Evaluate Who You Follow:
When I first came into Romance I mostly followed white reviewers and authors. They were the biggest names, the most visible and the most retweeted. They had their books in the library and on the RITA lists. And as a result almost everything I read was written by white authors.
Really look at who you follow, it matters. Do you have black bloggers on your follow lists? Do you read the reviews of Black, Asian, Latinx & LGBTQIA+ readers? Do you follow their Instas? If you are not, it isn't because they aren't out there on their platforms. Their work is invisible to you because you haven't looked for them. Once you find someone who is giving good inclusive recs, look at who they follow. We all influence each other.

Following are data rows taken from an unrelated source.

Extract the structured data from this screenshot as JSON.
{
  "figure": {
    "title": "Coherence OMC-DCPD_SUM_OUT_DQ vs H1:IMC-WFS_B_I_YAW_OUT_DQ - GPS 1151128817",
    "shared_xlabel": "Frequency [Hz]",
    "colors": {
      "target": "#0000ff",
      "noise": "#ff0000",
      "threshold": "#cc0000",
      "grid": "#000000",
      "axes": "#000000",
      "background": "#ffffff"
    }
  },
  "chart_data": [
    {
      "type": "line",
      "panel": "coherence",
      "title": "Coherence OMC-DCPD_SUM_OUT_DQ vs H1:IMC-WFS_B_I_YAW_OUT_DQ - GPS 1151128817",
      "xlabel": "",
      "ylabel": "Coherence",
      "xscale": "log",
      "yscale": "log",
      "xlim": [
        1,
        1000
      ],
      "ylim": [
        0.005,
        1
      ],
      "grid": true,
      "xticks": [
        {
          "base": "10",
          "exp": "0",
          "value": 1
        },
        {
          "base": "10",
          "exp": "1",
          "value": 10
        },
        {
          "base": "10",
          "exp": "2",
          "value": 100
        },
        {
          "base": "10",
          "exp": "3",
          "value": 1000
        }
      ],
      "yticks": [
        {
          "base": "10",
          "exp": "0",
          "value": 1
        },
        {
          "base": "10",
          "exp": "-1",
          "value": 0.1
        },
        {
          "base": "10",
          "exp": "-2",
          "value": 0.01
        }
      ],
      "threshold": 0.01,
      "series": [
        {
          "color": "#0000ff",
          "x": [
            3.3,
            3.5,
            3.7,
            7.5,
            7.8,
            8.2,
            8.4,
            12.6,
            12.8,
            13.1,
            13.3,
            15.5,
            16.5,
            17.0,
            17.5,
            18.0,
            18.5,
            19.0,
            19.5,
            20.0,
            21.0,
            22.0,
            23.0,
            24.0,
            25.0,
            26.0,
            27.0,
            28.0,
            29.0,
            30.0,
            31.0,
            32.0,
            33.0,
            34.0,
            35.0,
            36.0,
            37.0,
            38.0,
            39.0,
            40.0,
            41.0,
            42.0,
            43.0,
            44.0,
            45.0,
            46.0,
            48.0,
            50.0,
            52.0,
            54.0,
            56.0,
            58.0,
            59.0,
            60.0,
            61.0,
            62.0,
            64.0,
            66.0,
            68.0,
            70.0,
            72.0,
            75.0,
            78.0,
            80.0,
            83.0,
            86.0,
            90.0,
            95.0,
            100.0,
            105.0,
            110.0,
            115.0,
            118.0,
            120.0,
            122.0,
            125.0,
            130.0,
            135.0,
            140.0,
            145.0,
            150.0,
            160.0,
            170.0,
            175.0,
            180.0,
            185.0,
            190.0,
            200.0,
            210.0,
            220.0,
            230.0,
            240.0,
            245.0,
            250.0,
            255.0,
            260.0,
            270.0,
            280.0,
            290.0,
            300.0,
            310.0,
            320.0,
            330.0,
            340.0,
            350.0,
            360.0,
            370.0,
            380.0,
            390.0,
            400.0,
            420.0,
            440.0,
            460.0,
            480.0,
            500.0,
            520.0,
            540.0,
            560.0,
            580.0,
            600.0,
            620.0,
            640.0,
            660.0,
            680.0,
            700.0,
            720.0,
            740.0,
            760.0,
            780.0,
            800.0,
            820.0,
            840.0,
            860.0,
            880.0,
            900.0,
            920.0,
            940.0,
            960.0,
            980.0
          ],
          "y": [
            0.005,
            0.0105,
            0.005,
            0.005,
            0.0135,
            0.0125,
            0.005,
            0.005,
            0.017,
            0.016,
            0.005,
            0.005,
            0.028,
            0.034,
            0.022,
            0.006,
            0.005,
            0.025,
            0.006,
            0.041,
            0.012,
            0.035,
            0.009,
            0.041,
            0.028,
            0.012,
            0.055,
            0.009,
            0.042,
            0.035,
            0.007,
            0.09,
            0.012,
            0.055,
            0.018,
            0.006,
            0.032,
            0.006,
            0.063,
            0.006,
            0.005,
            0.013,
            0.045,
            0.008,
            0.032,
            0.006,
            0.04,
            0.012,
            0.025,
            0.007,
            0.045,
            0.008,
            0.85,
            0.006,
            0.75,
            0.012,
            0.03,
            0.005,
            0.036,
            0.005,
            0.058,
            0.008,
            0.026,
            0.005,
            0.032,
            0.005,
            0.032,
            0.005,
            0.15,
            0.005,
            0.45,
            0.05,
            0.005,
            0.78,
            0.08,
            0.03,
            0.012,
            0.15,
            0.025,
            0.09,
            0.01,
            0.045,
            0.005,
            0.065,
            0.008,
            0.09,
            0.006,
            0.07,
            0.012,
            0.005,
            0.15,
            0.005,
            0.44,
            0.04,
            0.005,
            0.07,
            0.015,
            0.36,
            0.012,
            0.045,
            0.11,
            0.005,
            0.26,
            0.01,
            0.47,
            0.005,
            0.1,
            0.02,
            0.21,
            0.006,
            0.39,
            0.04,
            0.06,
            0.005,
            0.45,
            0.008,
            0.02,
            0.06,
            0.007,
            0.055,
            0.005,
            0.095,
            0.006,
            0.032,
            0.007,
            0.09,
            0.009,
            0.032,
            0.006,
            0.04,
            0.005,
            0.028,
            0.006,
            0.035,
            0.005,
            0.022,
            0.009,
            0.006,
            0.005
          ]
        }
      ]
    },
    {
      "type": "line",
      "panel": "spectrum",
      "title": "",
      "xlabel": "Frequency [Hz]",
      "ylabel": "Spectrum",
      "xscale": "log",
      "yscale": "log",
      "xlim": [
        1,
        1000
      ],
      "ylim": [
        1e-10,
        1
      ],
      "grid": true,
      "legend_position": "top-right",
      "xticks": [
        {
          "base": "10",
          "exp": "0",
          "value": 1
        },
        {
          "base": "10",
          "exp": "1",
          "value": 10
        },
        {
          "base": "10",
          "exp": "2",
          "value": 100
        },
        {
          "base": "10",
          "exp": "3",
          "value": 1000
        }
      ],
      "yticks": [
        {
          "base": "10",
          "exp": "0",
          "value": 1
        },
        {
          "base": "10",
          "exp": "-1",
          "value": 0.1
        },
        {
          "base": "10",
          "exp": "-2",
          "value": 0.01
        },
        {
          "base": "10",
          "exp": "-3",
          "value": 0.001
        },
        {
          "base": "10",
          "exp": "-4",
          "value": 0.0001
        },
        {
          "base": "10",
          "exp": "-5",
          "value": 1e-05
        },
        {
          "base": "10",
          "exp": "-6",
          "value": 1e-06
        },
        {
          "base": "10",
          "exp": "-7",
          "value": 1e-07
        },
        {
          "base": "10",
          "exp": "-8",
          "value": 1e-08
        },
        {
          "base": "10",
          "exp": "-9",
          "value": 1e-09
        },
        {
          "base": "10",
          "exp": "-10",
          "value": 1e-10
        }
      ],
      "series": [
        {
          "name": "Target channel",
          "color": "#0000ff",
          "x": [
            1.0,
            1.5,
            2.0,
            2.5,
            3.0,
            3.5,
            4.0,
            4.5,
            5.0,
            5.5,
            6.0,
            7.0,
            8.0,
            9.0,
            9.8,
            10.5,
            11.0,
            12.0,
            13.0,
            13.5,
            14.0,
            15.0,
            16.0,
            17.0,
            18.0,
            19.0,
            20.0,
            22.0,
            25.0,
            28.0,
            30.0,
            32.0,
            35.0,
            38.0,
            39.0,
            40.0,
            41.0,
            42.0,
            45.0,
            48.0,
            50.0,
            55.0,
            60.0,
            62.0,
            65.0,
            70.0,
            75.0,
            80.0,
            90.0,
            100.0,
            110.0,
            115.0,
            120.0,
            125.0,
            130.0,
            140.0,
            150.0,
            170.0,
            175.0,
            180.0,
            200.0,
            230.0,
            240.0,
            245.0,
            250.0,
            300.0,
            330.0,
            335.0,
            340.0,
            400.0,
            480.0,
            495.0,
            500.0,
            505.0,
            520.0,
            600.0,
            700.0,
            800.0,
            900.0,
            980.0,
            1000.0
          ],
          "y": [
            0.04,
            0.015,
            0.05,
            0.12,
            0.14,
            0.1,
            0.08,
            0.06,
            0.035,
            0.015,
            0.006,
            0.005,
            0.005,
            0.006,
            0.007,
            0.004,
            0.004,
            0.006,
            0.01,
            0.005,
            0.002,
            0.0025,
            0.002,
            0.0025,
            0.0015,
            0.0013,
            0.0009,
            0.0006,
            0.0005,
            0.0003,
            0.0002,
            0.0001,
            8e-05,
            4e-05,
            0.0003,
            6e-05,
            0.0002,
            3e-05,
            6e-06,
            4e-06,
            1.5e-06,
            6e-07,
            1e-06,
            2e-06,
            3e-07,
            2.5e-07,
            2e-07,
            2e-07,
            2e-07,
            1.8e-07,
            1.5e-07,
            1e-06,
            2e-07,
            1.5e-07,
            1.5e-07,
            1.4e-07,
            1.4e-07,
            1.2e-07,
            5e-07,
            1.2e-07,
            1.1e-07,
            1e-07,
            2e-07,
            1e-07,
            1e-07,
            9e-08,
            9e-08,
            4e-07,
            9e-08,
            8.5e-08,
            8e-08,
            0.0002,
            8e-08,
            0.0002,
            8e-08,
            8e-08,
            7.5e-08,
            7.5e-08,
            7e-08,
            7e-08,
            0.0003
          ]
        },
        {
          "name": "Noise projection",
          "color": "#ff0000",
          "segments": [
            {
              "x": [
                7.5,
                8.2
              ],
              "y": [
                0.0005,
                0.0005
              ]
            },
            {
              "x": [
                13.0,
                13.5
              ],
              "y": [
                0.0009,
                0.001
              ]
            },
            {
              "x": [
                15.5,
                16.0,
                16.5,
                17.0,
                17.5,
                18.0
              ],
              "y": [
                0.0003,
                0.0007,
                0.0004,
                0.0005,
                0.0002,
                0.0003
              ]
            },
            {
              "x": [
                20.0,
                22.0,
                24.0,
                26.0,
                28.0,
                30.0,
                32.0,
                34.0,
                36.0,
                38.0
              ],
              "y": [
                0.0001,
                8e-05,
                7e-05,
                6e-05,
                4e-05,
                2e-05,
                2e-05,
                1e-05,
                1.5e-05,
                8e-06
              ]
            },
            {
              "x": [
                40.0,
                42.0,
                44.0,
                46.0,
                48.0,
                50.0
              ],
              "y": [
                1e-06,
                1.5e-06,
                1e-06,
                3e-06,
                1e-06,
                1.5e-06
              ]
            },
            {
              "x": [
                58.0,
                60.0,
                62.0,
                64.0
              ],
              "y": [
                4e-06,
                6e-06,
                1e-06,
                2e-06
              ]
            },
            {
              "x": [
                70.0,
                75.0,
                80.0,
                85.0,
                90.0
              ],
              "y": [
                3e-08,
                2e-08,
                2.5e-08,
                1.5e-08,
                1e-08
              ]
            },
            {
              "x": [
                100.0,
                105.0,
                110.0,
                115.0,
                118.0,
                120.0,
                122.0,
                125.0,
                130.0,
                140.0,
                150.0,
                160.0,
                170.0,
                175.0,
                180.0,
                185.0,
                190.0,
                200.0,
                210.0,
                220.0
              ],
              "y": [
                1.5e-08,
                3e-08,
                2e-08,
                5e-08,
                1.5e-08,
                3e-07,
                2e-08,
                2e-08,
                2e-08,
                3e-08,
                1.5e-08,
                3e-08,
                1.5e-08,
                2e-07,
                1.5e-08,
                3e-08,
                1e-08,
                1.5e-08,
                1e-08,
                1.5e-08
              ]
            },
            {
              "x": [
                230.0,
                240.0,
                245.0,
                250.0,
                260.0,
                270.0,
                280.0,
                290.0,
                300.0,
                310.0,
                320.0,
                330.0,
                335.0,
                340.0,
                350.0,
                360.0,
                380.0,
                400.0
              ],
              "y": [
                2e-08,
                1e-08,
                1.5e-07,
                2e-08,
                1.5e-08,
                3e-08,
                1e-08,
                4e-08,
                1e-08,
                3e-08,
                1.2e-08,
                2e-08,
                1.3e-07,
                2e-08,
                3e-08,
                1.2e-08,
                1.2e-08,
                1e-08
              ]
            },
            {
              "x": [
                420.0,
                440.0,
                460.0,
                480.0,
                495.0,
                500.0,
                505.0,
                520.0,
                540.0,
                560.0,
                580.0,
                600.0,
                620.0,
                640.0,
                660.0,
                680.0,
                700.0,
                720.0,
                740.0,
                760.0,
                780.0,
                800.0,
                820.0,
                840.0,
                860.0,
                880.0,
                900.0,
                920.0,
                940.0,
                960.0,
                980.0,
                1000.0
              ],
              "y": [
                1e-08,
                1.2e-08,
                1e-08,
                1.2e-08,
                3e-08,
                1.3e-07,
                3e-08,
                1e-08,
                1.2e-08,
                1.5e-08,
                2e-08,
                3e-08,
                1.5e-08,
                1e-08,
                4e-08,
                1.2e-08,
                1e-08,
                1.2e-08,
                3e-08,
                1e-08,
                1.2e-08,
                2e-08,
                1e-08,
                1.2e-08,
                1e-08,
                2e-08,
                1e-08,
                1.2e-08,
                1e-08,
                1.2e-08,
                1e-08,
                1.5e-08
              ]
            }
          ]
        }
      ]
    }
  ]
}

The big publishers have advertising and promo budgets, and access to us through their newsletter databases. We've all seen how certain books are seemingly are everywhere, that isn't simply organic, that is marketing. If you are already an established author, that ARC is an easier sell to readers and reviewers, more likely to be coveted and talked about, more likely that folks with big platforms were approached and offered the book. Privilege builds on privilege.
Read Someone New:
We all have favorite authors, authors who are auto-buys, authors whose books we drop everything else to read. Our TBRs get crowded, and maybe you are mood reader, and prone to re-read binges. We can very easily let our reading be dictated by others. We want to be part of the conversation, read that hot book everyone else is reading. But I urge you to try a book a black author whose work you have never read before. Make room for them on your reading shelf in between your favorites.
If you have a favorite-can't-miss tropes, you can search WoCinRomance's database for ideas, look at Girl, Have you Read's weekly new release list, or maybe try one of those three 2019 POC Rita finalists (Courtney Milan's organizing a virtual bookclub to do this: Romance Sparks Joy). If you are reviewer, sign up for Love in Panels/BawdyBookworms/Jenreadsromance's Diverse Romances Press List and get a monthly list of new and upcoming books by AOC and LGBTQIA+ authors. Also if you didn't look at them in the past take a look at the #Rombklove prompt posts, as we tried to create diverse and inclusive lists for our prompts.
Reading and then talking about you read, leaving reviews is time-tested and effective way to support authors. Hopefully you will like me turn those New-to-Me authors into your new Auto-buy authors.
Recommend books by AOC to your Library:
Melinda's tweet reminded me of another simple action readers can take. If you library uses the Overdrive ebook system or collects patron recommendations, take the time to suggest your library purchase books by authors of color. Many people rely solely on their library collections and the diversity of collections varies widely.